If you are a leader with followers who struggle with time management and prioritization, good luck! Just kidding! I have made many mistakes over the years, but one of the more common ones in the beginning was not assessing and valuing this trait in the hiring process. Attitude, charisma, and work ethic all have value, but you have to throw personal organization into the mix. What I began to find was that I hired some great people with outstanding attitudes, but when it came down to tactical strength (prioritization, organization, and time management) those same people STRUGGLED. Once I identified this and saw the consequences, I began asking questions in interviews like, "How many emails are in your inbox right now? What do you do when you get an email? How do you organize your inbox?" It's funny how someone's email habits are a litmus test for their organizational skills.
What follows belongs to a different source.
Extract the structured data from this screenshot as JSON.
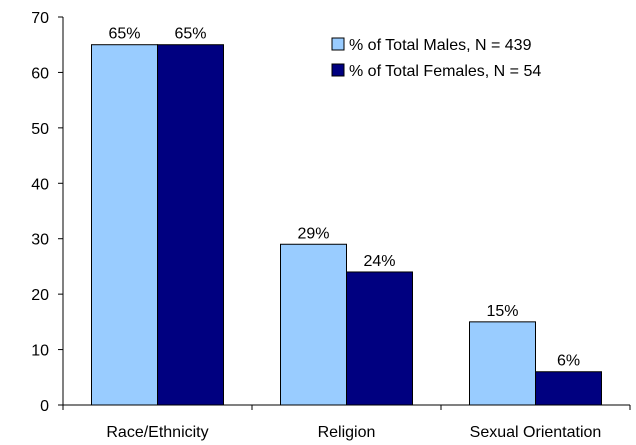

What did I do with the people I had hired who were extremely weak in this area? My leaders and I tried teaching them how to establish methods in order improve. We showed them how to arrange their inboxes. We helped them set up systems to deal with clutter on their desks so that things weren't falling through the cracks. Sometimes it worked and other times it didn't because no matter how you slice it, strengths are strengths and most weaknesses will continue to be weaknesses (ala Marcus Buckingham). Therefore in the end, we released them into the world to be free and find something that better suited them.

So let's prioritize this and do something about it. Assess your own process (maybe you don't even have one) first and then look at your team. Set a due date for action and move. You can't just file this away for the future and forget about it. The time is now.